A priori, c’est plutôt une bonne nouvelle : c’est le signe d’un secteur dynamique, évolutif. Sauf qu’il y a aussi des limites à ce qui devient parfois une course à la nouveauté. 

Dans cet article, je te propose de faire le point sur le sujet de l’innovation dans le recrutement, et de faire la part entre effet de mode et réelle amélioration. C’est parti ! 

Une brève histoire de l’innovation dans le recrutement 

Au Moyen Âge, les corporations utilisaient des systèmes d'apprentissage pour intégrer de nouveaux artisans. Au 19e siècle, le besoin de main-d'œuvre dans les usines a conduit à la mise en place de processus plus formels de sélection. Les premières agences de recrutement ont vu le jour à cette époque, jouant un rôle d'intermédiaires entre les employeurs et les candidats.

Au cours du 20e siècle, les méthodes de recrutement ont continué à évoluer, avec l'émergence des annonces dans les journaux, puis l'arrivée de l'informatique qui a induit la digitalisation des processus.

annonce d'emploi sur la presse

Depuis lors, l'avancement rapide des technologies a permis l'apparition des jobboards en ligne, des réseaux sociaux professionnels, des tests en ligne et d'autres innovations qui aujourd’hui font partie “du paysage”. 
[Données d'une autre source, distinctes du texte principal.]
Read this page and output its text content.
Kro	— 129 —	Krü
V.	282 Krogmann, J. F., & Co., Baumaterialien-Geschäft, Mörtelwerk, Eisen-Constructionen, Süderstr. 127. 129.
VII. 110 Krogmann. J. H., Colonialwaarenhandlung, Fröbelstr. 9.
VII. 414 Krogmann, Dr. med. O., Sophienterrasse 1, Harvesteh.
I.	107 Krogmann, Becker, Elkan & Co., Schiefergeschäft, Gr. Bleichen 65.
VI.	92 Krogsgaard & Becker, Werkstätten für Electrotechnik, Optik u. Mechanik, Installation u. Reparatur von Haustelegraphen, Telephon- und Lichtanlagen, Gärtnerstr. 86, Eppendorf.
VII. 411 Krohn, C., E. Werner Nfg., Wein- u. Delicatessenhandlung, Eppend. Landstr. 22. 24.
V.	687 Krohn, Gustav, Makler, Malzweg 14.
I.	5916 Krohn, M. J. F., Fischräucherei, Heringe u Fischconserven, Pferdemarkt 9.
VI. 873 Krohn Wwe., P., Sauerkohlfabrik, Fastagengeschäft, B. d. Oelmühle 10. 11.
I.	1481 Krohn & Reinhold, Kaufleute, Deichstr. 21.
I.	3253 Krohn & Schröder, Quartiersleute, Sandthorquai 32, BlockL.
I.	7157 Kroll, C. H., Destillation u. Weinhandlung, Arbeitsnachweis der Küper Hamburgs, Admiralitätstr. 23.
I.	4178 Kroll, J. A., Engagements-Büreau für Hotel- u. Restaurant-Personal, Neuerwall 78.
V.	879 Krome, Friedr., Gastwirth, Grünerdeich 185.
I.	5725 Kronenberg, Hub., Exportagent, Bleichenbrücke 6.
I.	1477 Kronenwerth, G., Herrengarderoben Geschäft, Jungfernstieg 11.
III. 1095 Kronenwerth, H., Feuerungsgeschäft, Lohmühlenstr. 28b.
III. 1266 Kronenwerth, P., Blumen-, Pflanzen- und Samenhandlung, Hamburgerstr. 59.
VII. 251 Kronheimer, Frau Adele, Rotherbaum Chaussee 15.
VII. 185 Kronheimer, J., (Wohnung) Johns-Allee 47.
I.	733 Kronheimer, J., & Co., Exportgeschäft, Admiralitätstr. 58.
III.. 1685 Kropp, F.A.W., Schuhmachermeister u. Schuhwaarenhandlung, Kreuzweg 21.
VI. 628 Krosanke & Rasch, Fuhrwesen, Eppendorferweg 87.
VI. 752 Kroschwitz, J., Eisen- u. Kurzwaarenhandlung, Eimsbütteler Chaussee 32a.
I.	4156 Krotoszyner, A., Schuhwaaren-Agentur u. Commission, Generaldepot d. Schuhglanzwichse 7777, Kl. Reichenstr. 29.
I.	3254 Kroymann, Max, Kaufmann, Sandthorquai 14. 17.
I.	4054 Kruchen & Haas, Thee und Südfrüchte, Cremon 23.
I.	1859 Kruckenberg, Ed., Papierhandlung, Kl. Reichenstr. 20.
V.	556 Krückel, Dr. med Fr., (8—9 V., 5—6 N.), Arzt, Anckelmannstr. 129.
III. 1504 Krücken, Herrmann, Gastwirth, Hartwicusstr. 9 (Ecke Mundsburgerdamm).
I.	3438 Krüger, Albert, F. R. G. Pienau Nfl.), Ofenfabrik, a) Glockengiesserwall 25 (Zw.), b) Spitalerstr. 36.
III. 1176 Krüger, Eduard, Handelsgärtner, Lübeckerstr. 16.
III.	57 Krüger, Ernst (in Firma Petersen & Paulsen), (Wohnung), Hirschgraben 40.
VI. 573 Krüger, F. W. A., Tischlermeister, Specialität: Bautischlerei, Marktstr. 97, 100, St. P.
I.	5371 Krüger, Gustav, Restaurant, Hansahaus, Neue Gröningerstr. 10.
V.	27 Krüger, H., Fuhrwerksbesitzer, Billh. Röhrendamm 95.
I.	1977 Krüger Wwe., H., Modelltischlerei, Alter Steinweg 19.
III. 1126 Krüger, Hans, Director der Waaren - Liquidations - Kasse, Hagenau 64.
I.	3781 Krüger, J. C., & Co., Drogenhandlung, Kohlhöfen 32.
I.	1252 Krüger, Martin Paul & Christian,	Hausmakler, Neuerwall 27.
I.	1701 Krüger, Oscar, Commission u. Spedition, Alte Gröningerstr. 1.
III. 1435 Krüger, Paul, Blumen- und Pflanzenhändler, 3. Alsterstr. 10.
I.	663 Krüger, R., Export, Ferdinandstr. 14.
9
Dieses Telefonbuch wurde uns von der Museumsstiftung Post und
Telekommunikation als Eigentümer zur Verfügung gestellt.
Personne ne voudrait retourner à l’âge de pierre du recrutement et faxer les CV à ses clients (ça existe encore, les faxs ?) 

le fax, ça eiste encore ?

De la même façon, les avancées en matière de recrutement éthique sont en soi, des innovations dans les processus : on a (normalement) intégré que le candidat n’est pas un produit, et que le recrutement a un rôle sociétal qui le place en ligne de mire dans les sujets d’intégration et de non-discrimination. 

Mais c’est quoi, en fait, une innovation ? 

De quoi parle-t-on ?

Commençons par définir les concepts. L’OCDE définit l’innovation ainsi : “Une innovation est la mise en œuvre d’un produit (bien ou service) ou d’un procédé nouveau ou sensiblement amélioré, d’une nouvelle méthode de commercialisation ou d’une nouvelle méthode organisationnelle dans les pratiques de l’entreprise, l’organisation du lieu de travail ou les relations extérieures.” 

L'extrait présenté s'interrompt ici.